Taksim'deki ağaçlar sökülmesine ve AVM yapılmasın amacıyla başlayan gösteriler son 3 gündür çok farklı bir siyasi mecraya yöneldi.

Başlangıçta sadece barışcıl gösteriler içeren eylem, süreç içinde siyasi iktidarı cebir yoluyla devirmeye vardı. Taksim'den, Cumartesi gecesi polisin çekilmesi sonrasında, bazı gösteriler bir çok kamu aracını yaktı, işyerleri zarar gördü. Pazar günü ise yine gece saatlerinde yurdun bir çok yerinde gösteriler yapıldı. Sadece Kızılay'da dün gece 500 kişi gözaltına alındı.

Ankara'daki Başbakanlık binasına girme çabaları, Dolmabahçedeki Başbakanlık ofisinin taşlanması, Ak Parti İzmir ilçe binasının yakılması, bir çok sokakta polisin taşlanması, sokaklara bariyer kurulması, kamu araçlarına ve işyerlerine zarar verilmesi gibi görüntüler yaşadığımız olayların geldiği boyutu göstermesi açısından önemlidir.

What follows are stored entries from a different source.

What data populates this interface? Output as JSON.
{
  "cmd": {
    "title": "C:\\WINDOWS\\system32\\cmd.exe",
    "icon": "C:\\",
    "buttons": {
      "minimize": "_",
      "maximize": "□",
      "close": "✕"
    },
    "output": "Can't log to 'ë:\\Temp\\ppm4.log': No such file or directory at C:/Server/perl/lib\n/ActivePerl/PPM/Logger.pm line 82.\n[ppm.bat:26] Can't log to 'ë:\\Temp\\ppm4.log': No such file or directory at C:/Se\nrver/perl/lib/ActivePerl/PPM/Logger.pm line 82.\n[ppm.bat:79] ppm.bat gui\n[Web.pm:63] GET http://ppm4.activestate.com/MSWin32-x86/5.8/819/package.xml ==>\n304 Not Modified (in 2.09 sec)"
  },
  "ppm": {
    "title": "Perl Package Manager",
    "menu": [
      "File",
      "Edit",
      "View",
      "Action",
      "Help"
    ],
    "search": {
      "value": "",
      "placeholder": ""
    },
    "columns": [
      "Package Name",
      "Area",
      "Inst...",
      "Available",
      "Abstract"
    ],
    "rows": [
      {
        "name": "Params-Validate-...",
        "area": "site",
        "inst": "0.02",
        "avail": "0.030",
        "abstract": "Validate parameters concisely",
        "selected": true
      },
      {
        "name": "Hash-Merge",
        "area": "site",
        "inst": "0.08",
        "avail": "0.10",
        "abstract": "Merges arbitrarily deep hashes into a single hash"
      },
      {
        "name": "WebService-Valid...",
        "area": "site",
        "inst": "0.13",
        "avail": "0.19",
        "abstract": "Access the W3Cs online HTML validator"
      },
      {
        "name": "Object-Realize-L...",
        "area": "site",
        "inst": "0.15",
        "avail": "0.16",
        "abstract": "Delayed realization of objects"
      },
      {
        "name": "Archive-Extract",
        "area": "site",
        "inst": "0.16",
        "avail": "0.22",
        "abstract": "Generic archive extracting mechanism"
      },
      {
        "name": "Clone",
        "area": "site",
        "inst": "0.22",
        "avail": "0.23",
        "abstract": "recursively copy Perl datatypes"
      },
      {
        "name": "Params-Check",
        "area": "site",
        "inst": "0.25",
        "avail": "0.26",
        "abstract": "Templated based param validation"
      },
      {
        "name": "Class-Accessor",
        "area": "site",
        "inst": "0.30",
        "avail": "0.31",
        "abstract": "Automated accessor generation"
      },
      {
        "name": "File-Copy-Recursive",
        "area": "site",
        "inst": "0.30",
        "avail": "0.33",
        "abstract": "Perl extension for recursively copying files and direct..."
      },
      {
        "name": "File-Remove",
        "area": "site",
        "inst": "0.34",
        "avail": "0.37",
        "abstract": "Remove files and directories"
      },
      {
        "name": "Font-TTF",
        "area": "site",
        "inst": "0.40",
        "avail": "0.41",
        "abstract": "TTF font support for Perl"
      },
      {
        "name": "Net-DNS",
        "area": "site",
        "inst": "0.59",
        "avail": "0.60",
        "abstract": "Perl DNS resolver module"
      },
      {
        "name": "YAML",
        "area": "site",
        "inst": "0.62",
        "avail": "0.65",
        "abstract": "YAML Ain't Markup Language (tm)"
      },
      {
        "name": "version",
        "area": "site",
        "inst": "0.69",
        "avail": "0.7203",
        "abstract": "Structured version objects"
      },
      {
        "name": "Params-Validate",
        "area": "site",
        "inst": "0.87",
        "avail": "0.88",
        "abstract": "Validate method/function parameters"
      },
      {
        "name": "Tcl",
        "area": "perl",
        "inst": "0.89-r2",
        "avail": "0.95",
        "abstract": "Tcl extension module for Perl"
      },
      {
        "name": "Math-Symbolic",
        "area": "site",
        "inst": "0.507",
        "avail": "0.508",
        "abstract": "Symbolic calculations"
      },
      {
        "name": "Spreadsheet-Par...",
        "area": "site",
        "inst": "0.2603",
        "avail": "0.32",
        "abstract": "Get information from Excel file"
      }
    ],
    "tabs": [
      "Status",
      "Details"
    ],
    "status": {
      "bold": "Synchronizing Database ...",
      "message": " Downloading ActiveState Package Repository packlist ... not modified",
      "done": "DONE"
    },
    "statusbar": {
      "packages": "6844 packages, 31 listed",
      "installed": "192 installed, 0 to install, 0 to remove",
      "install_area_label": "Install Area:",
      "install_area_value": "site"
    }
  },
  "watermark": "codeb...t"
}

Kim haklı kim haksız değerlendirmesi yapmıyoruz. Polis şiddetini masum gösterme çabası da içinde değiliz. Ancak, ortaya çıkan fotoğraf Türk Ceza Kanununa göre, "hükümeti cebir ve şiddet yoluyla ortadan kaldırmak veya görevini yapamaz duruma düşürmek" suçunu içermektedir. Bu suçla itham edilecek kişiler "ağırlaştırılmış müebbet hapis cezasıyla" yargılanır.

İŞTE TÜRK CEZA KANUNUN İLGİLİ MADDESİ

Madde 312 - (1) Cebir ve şiddet kullanarak Türkiye Cumhuriyeti Hükümetini ortadan kaldırmaya veya görevlerini yapmasını kısmen veya tamamen engellemeye teşebbüs eden kimseye ağırlaştırılmış müebbet hapis cezası verilir.

(2) Bu suçun işlenmesi sırasında başka suçların işlenmesi halinde, ayrıca bu suçlardan dolayı ilgili hükümlere göre cezaya hükmolunur.


...

657'YE GÖRE MEMURLUKTAN ÇIKARILMA NEDENİ

Madde 125- E/a) İdeolojik veya siyasi amaçlarla kurumların huzur, sükun ve çalışma düzenini bozmak, boykot, işgal, kamu hizmetlerinin yürütülmesini engelleme, işi yavaşlatma ve grev gibi eylemlere katılmak veya bu amaçlarla toplu olarak göreve gelmemek, bunları tahrik ve teşvik etmek veya yardımda bulunmak,


....


GENÇLER SOKAKTAN ÇEKİLMELİ

Yarın Cumhuriyet Savcıları bu maddeden dolayı kişiler hakkında iddianame düzenlediğinde çok ağır cezalarla karşı karşıya geleceksiniz. Açılacak davalar hem adli olarak sizleri yıpratacak hem de eğitim ve bürokratik hayatınızı sona erdirebilecektir.

Polis şiddeti ve biber gazları, kimseye özellikle de seçimlerle gelmiş bir siyasi iktidara karşı bu şekilde bir vandalizm hakkı vermez.

Bu nedenle artık kontrolden çıkmış görünen ve kim tarafından yönetildiği ve yönlendirildiği belli olmayan olayların nesnesi haline gelmeyiniz.

Kendiniz, aileniz ve ülkeniz için sokaklardan çekilin.